Auch bringt er den Gedanken der Freiheit auf dem Weg ins Spiel . Sein Sujet ist die "freie Natur". Seine weiblichen Akte provozieren mit der brachialen Freiheit ihrer Erotik. "Die junge Badende", die "Drei Badenden", "Die Quelle". . . Das Motiv der "Quelle" beschreibt er gleich vielfach auch im Landschaftsbild, für das er das Modell in der Franche-Comté findet, in der er geboren wurde. Er kostet ein Näheempfinden aus, tastet sich bis an die Ränder der Dunkelheit vor in der höhlenreichen Gegend. Die Landschaft ist ihm eine Vertraute. Und es gelingt ihm die Engführung von Natur- und Menschenbild. In seiner monumentalen Selbstreflexion, dem "Atelier" (das nicht den Weg nach Riehen fand) zeigt er ich malend vor einem Landschaftsgemälde, eine nackte Frau als Modell und Muse an seiner Seite. Im Anblick eines weiblichen Schoßes unterschreibt der Maler der Grotten und sprudelnden Quellen seinen Glaubenssatz. Er glaubt an das Leben. Als poetischer Aktivist übt er seinen Glauben aus.
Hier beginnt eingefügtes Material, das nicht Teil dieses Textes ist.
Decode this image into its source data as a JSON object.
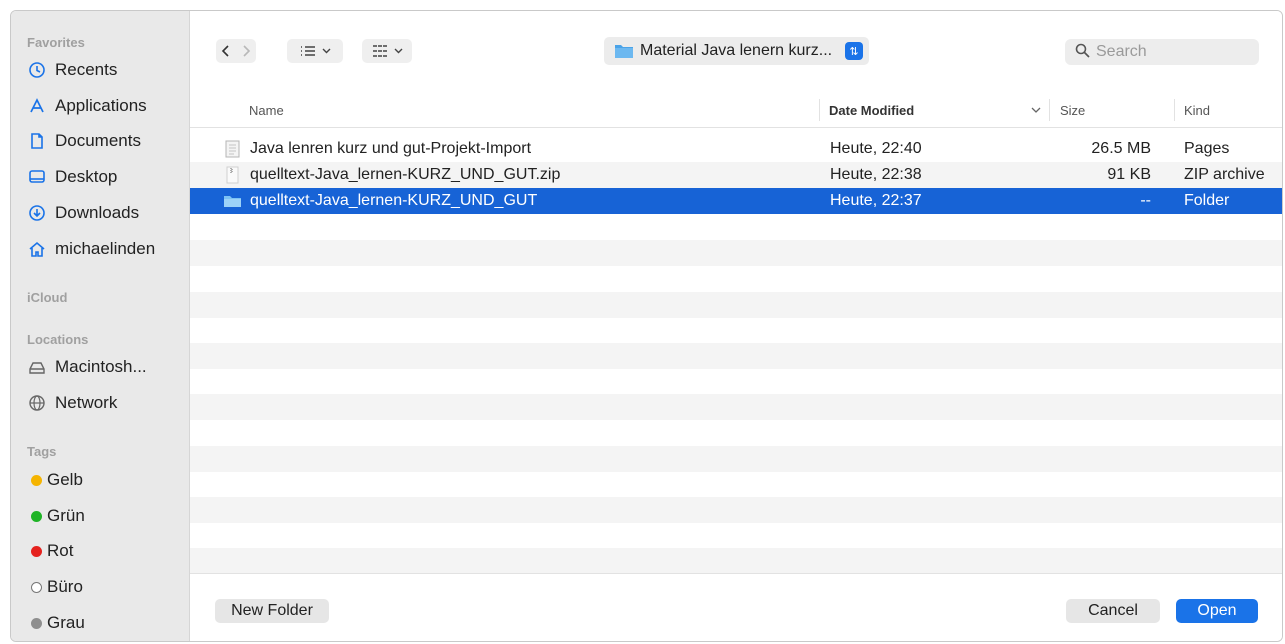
{
  "sidebar": {
    "favorites_heading": "Favorites",
    "icloud_heading": "iCloud",
    "locations_heading": "Locations",
    "tags_heading": "Tags",
    "favorites": [
      {
        "label": "Recents",
        "icon": "clock-icon"
      },
      {
        "label": "Applications",
        "icon": "applications-icon"
      },
      {
        "label": "Documents",
        "icon": "document-icon"
      },
      {
        "label": "Desktop",
        "icon": "desktop-icon"
      },
      {
        "label": "Downloads",
        "icon": "download-icon"
      },
      {
        "label": "michaelinden",
        "icon": "home-icon"
      }
    ],
    "locations": [
      {
        "label": "Macintosh...",
        "icon": "disk-icon"
      },
      {
        "label": "Network",
        "icon": "globe-icon"
      }
    ],
    "tags": [
      {
        "label": "Gelb",
        "color": "#f5b400"
      },
      {
        "label": "Grün",
        "color": "#1fb426"
      },
      {
        "label": "Rot",
        "color": "#e5221e"
      },
      {
        "label": "Büro",
        "color": "#ffffff"
      },
      {
        "label": "Grau",
        "color": "#8e8e8e"
      }
    ]
  },
  "toolbar": {
    "path_label": "Material Java lenern kurz...",
    "search_placeholder": "Search"
  },
  "columns": {
    "name": "Name",
    "date": "Date Modified",
    "size": "Size",
    "kind": "Kind"
  },
  "files": [
    {
      "name": "Java lenren kurz und gut-Projekt-Import",
      "date": "Heute, 22:40",
      "size": "26.5 MB",
      "kind": "Pages",
      "icon": "pages-document-icon"
    },
    {
      "name": "quelltext-Java_lernen-KURZ_UND_GUT.zip",
      "date": "Heute, 22:38",
      "size": "91 KB",
      "kind": "ZIP archive",
      "icon": "zip-file-icon"
    },
    {
      "name": "quelltext-Java_lernen-KURZ_UND_GUT",
      "date": "Heute, 22:37",
      "size": "--",
      "kind": "Folder",
      "icon": "folder-icon",
      "selected": true
    }
  ],
  "footer": {
    "new_folder": "New Folder",
    "cancel": "Cancel",
    "open": "Open"
  },
  "colors": {
    "accent": "#1a73e8",
    "selection": "#1763d6"
  }
}
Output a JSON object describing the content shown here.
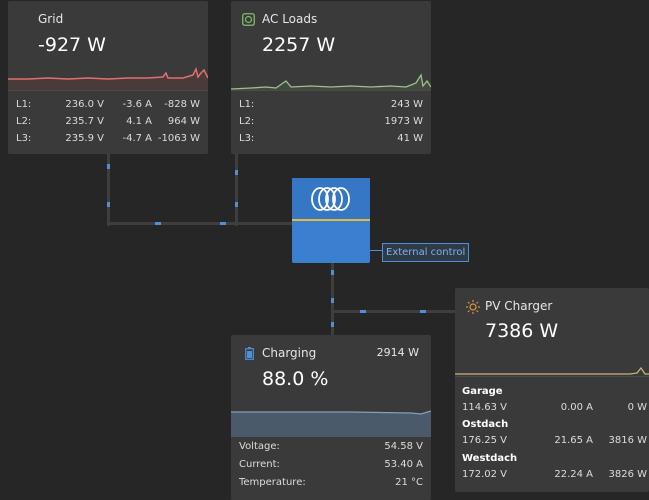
{
  "grid": {
    "title": "Grid",
    "value": "-927 W",
    "rows": [
      {
        "phase": "L1:",
        "voltage": "236.0 V",
        "current": "-3.6 A",
        "power": "-828 W"
      },
      {
        "phase": "L2:",
        "voltage": "235.7 V",
        "current": "4.1 A",
        "power": "964 W"
      },
      {
        "phase": "L3:",
        "voltage": "235.9 V",
        "current": "-4.7 A",
        "power": "-1063 W"
      }
    ],
    "sparkline_color": "#e07070"
  },
  "ac_loads": {
    "title": "AC Loads",
    "value": "2257 W",
    "icon": "ac-loads-icon",
    "rows": [
      {
        "phase": "L1:",
        "power": "243 W"
      },
      {
        "phase": "L2:",
        "power": "1973 W"
      },
      {
        "phase": "L3:",
        "power": "41 W"
      }
    ],
    "sparkline_color": "#9fbf90"
  },
  "inverter": {
    "icon": "victron-logo-icon",
    "external_control_label": "External control"
  },
  "battery": {
    "title": "Charging",
    "power": "2914 W",
    "soc": "88.0 %",
    "icon": "battery-icon",
    "rows": [
      {
        "label": "Voltage:",
        "value": "54.58 V"
      },
      {
        "label": "Current:",
        "value": "53.40 A"
      },
      {
        "label": "Temperature:",
        "value": "21 °C"
      }
    ]
  },
  "pv_charger": {
    "title": "PV Charger",
    "value": "7386 W",
    "icon": "sun-icon",
    "sections": [
      {
        "name": "Garage",
        "voltage": "114.63 V",
        "current": "0.00 A",
        "power": "0 W"
      },
      {
        "name": "Ostdach",
        "voltage": "176.25 V",
        "current": "21.65 A",
        "power": "3816 W"
      },
      {
        "name": "Westdach",
        "voltage": "172.02 V",
        "current": "22.24 A",
        "power": "3826 W"
      }
    ],
    "sparkline_color": "#c9b07a"
  },
  "colors": {
    "background": "#262626",
    "card": "#3a3a3a",
    "accent_blue": "#3a7fd0",
    "flow_blue": "#4f8fd4",
    "inverter_stripe": "#e2b93b"
  }
}
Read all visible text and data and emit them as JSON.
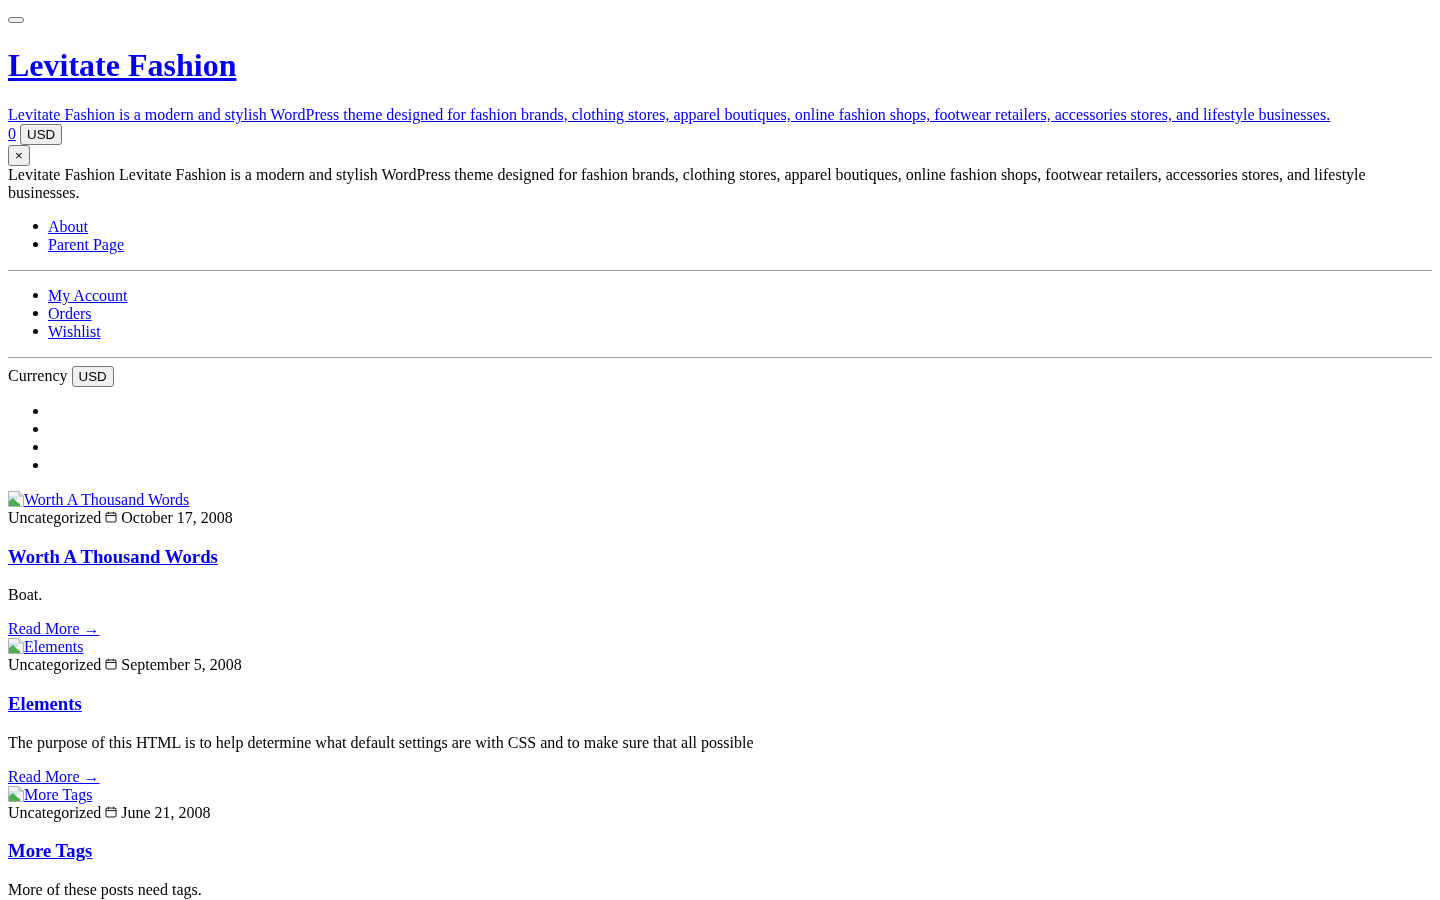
{
  "site_title": "Levitate Fashion",
  "tagline": "Levitate Fashion is a modern and stylish WordPress theme designed for fashion brands, clothing stores, apparel boutiques, online fashion shops, footwear retailers, accessories stores, and lifestyle businesses.",
  "cart": {
    "count": "0",
    "currency_button": "USD"
  },
  "close_button": "×",
  "panel_description": "Levitate Fashion Levitate Fashion is a modern and stylish WordPress theme designed for fashion brands, clothing stores, apparel boutiques, online fashion shops, footwear retailers, accessories stores, and lifestyle businesses.",
  "primary_menu": [
    "About",
    "Parent Page"
  ],
  "account_menu": [
    "My Account",
    "Orders",
    "Wishlist"
  ],
  "currency": {
    "label": "Currency",
    "button": "USD"
  },
  "empty_list": [
    {
      "kind": "bullet"
    },
    {
      "kind": "bullet"
    },
    {
      "kind": "bullet"
    },
    {
      "kind": "bullet"
    }
  ],
  "posts": [
    {
      "image_alt": "Worth A Thousand Words",
      "category": "Uncategorized",
      "date": "October 17, 2008",
      "title": "Worth A Thousand Words",
      "excerpt": "Boat.",
      "read_more": "Read More →"
    },
    {
      "image_alt": "Elements",
      "category": "Uncategorized",
      "date": "September 5, 2008",
      "title": "Elements",
      "excerpt": "The purpose of this HTML is to help determine what default settings are with CSS and to make sure that all possible",
      "read_more": "Read More →"
    },
    {
      "image_alt": "More Tags",
      "category": "Uncategorized",
      "date": "June 21, 2008",
      "title": "More Tags",
      "excerpt": "More of these posts need tags."
    }
  ]
}
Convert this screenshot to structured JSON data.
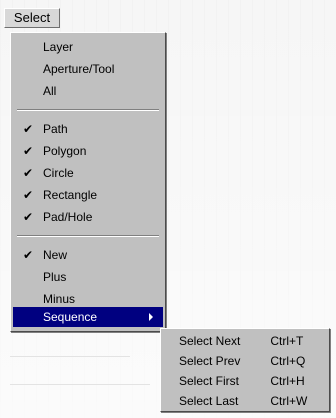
{
  "menubar": {
    "select_label": "Select"
  },
  "menu": {
    "items": [
      {
        "label": "Layer",
        "checked": false
      },
      {
        "label": "Aperture/Tool",
        "checked": false
      },
      {
        "label": "All",
        "checked": false
      },
      {
        "label": "Path",
        "checked": true
      },
      {
        "label": "Polygon",
        "checked": true
      },
      {
        "label": "Circle",
        "checked": true
      },
      {
        "label": "Rectangle",
        "checked": true
      },
      {
        "label": "Pad/Hole",
        "checked": true
      },
      {
        "label": "New",
        "checked": true
      },
      {
        "label": "Plus",
        "checked": false
      },
      {
        "label": "Minus",
        "checked": false
      },
      {
        "label": "Sequence",
        "checked": false,
        "has_submenu": true,
        "selected": true
      }
    ],
    "check_glyph": "✔"
  },
  "submenu": {
    "items": [
      {
        "label": "Select Next",
        "shortcut": "Ctrl+T"
      },
      {
        "label": "Select Prev",
        "shortcut": "Ctrl+Q"
      },
      {
        "label": "Select First",
        "shortcut": "Ctrl+H"
      },
      {
        "label": "Select Last",
        "shortcut": "Ctrl+W"
      }
    ]
  },
  "colors": {
    "menu_bg": "#c0c0c0",
    "highlight_bg": "#000080",
    "highlight_text": "#ffffff"
  }
}
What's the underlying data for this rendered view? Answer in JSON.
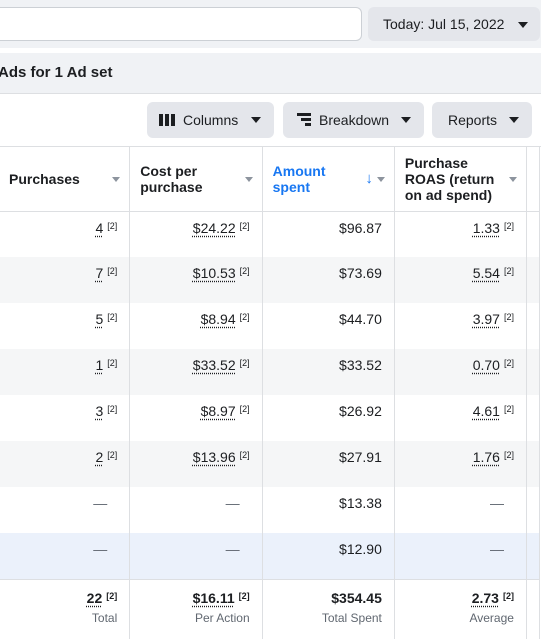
{
  "topbar": {
    "search_placeholder": "",
    "date_label": "Today: Jul 15, 2022"
  },
  "ads_header": "Ads for 1 Ad set",
  "toolbar": {
    "columns": "Columns",
    "breakdown": "Breakdown",
    "reports": "Reports"
  },
  "table": {
    "headers": {
      "purchases": "Purchases",
      "cost": "Cost per\npurchase",
      "amount": "Amount\nspent",
      "roas": "Purchase\nROAS (return\non ad spend)"
    },
    "sort_arrow": "↓",
    "ref": "[2]",
    "dash": "—",
    "rows": [
      {
        "purchases": "4",
        "cost": "$24.22",
        "amount": "$96.87",
        "roas": "1.33"
      },
      {
        "purchases": "7",
        "cost": "$10.53",
        "amount": "$73.69",
        "roas": "5.54"
      },
      {
        "purchases": "5",
        "cost": "$8.94",
        "amount": "$44.70",
        "roas": "3.97"
      },
      {
        "purchases": "1",
        "cost": "$33.52",
        "amount": "$33.52",
        "roas": "0.70"
      },
      {
        "purchases": "3",
        "cost": "$8.97",
        "amount": "$26.92",
        "roas": "4.61"
      },
      {
        "purchases": "2",
        "cost": "$13.96",
        "amount": "$27.91",
        "roas": "1.76"
      },
      {
        "purchases": "—",
        "cost": "—",
        "amount": "$13.38",
        "roas": "—"
      },
      {
        "purchases": "—",
        "cost": "—",
        "amount": "$12.90",
        "roas": "—"
      }
    ],
    "totals": {
      "purchases": {
        "value": "22",
        "label": "Total"
      },
      "cost": {
        "value": "$16.11",
        "label": "Per Action"
      },
      "amount": {
        "value": "$354.45",
        "label": "Total Spent"
      },
      "roas": {
        "value": "2.73",
        "label": "Average"
      }
    }
  }
}
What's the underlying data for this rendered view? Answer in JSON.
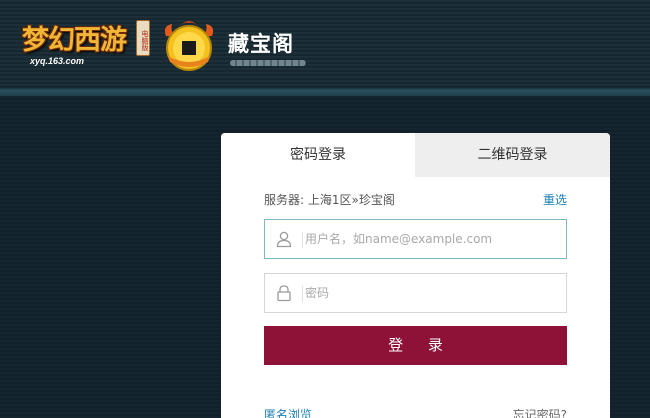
{
  "header": {
    "game_logo": {
      "title": "梦幻西游",
      "tag": "电脑版",
      "url": "xyq.163.com"
    },
    "site_logo": {
      "title": "藏宝阁",
      "icon": "coin-icon"
    }
  },
  "login": {
    "tabs": [
      {
        "label": "密码登录",
        "active": true
      },
      {
        "label": "二维码登录",
        "active": false
      }
    ],
    "server": {
      "label": "服务器: 上海1区»珍宝阁",
      "reselect": "重选"
    },
    "username": {
      "placeholder": "用户名，如name@example.com",
      "icon": "user-icon"
    },
    "password": {
      "placeholder": "密码",
      "icon": "lock-icon"
    },
    "submit_label": "登 录",
    "anonymous_link": "匿名浏览",
    "forgot_link": "忘记密码?"
  },
  "colors": {
    "accent": "#8e1237",
    "link": "#1a7fb5",
    "header_bg": "#1d2f38"
  }
}
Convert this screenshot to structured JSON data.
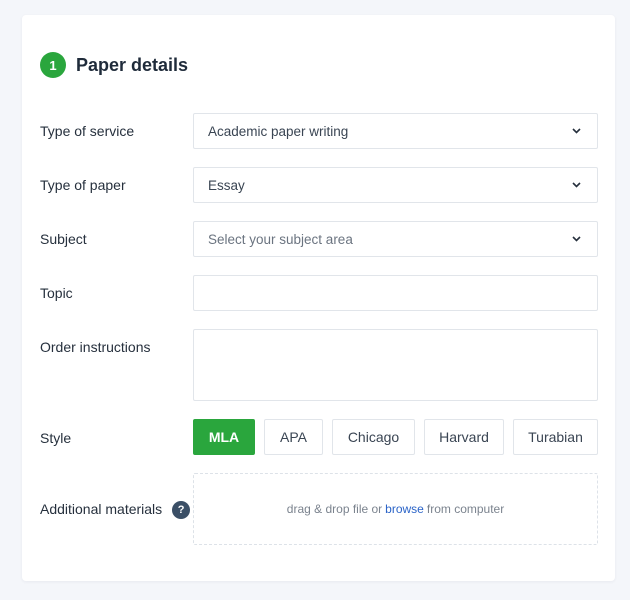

Eine "Unschuld des Sehens" attestierte ihm Günter Metken, der sich mit "L’Origine du monde" eingehend befasste – dem Skandalbild, das Courbet für einen türkischen Gesandten malte, das dann lange dem Psychoanalytiker Jacques Lacan gehörte und seit kaum zwei Jahrzehnten in Paris in der Öffentlichkeit ist. Man kannte es nur vom Hörensagen. Und jede Abbildung verwandelt dies Lebensbildnis, das selbst auch die Temperatur lebendigen Fleisches wiedergibt, unwillkürlich in etwas, das es nicht ist: eine kleine Schweinerei. Bild unter Bildern im Universum des Bildermülls. In dem kleinformatigen Opus magnum aber konfrontiert der "peintre-poète" (Giorgio de Chirico über Courbet) sich und uns voll Staunen mit einer Woge von Frau. Der bekennende Realist Courbet lässt das Gemälde so zu etwas Lebendigem werden. Ein moderner Pygmalion.

Fondation Beyeler, Riehen/Basel. Vom 7. September bis zum 18. Januar, täglich 10–18 Uhr, Mittwoch 10–20 Uhr.